Cultivating software in proportion
Bonsai is a read-only practice for observing and stewarding software portfolios over long periods of time.
Rather than optimizing for activity, output, or popularity, Bonsai helps developers understand their projects in terms of intent, structure, change, and fit. It exists to support pruning, preservation, deliberate inaction, and long-horizon care.
Bonsai treats software projects as living systems. Growth is not assumed to be good. Activity is not assumed to be progress.

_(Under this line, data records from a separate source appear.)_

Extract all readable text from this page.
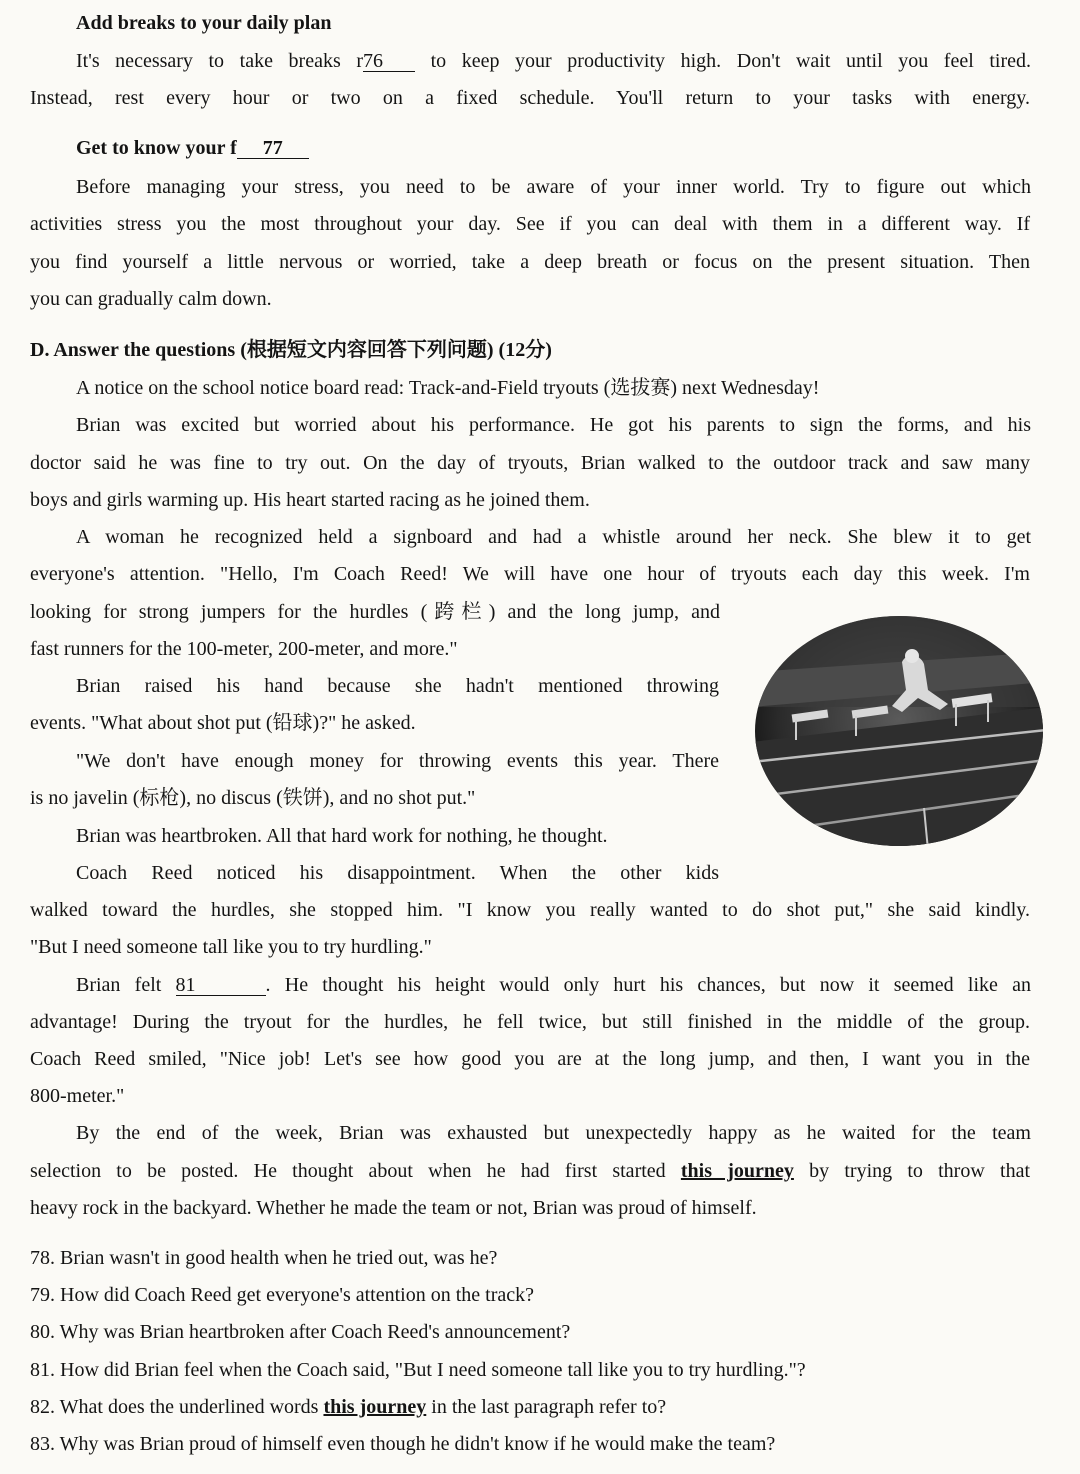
Add breaks to your daily plan
It's necessary to take breaks r76 to keep your productivity high. Don't wait until you feel tired.
Instead, rest every hour or two on a fixed schedule. You'll return to your tasks with energy.
Get to know your f 77
Before managing your stress, you need to be aware of your inner world. Try to figure out which
activities stress you the most throughout your day. See if you can deal with them in a different way. If
you find yourself a little nervous or worried, take a deep breath or focus on the present situation. Then
you can gradually calm down.
D. Answer the questions (根据短文内容回答下列问题) (12分)
A notice on the school notice board read: Track-and-Field tryouts (选拔赛) next Wednesday!
Brian was excited but worried about his performance. He got his parents to sign the forms, and his
doctor said he was fine to try out. On the day of tryouts, Brian walked to the outdoor track and saw many
boys and girls warming up. His heart started racing as he joined them.
A woman he recognized held a signboard and had a whistle around her neck. She blew it to get
everyone's attention. "Hello, I'm Coach Reed! We will have one hour of tryouts each day this week. I'm
looking for strong jumpers for the hurdles (跨栏) and the long jump, and
fast runners for the 100-meter, 200-meter, and more."
Brian raised his hand because she hadn't mentioned throwing
events. "What about shot put (铅球)?" he asked.
"We don't have enough money for throwing events this year. There
is no javelin (标枪), no discus (铁饼), and no shot put."
Brian was heartbroken. All that hard work for nothing, he thought.
Coach Reed noticed his disappointment. When the other kids
walked toward the hurdles, she stopped him. "I know you really wanted to do shot put," she said kindly.
"But I need someone tall like you to try hurdling."
Brian felt 81	. He thought his height would only hurt his chances, but now it seemed like an
advantage! During the tryout for the hurdles, he fell twice, but still finished in the middle of the group.
Coach Reed smiled, "Nice job! Let's see how good you are at the long jump, and then, I want you in the
800-meter."
By the end of the week, Brian was exhausted but unexpectedly happy as he waited for the team
selection to be posted. He thought about when he had first started this journey by trying to throw that
heavy rock in the backyard. Whether he made the team or not, Brian was proud of himself.
78. Brian wasn't in good health when he tried out, was he?
79. How did Coach Reed get everyone's attention on the track?
80. Why was Brian heartbroken after Coach Reed's announcement?
81. How did Brian feel when the Coach said, "But I need someone tall like you to try hurdling."?
82. What does the underlined words this journey in the last paragraph refer to?
83. Why was Brian proud of himself even though he didn't know if he would make the team?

- A portfolio-level lens for understanding code over time
- A way to notice drift, excess, stagnation, and quiet completion
- An alternative to social trust signals like stars or hype
- A tool for deciding what to leave alone
- A productivity tool
- A task, issue, or project manager
- A replacement for GitHub, GitLab, or git itself
- A scoring, ranking, or gamification system
- A system that demands attention or action
Bonsai is observational, not corrective.
Bonsai evaluates projects through a simple, fixed lens:
Intent → Shape → Motion → Fit → Action (or Inaction)
- Intent — what the project claims to be
- Shape — what the code looks like
- Motion — how it changes over time
- Fit — alignment between intent, shape, and motion
- Action — prune, preserve, freeze, split, archive… or do nothing
Inaction is a valid and often correct outcome.
- Growth is not inherently good
- Stability is not neglect
- Popularity is not health
- Maintenance is a form of care
- Restraint is a design choice
This project is in Phase 0.
No UI.
No automation.
No recommendations.
The current focus is defining the model, language, and constraints before any implementation.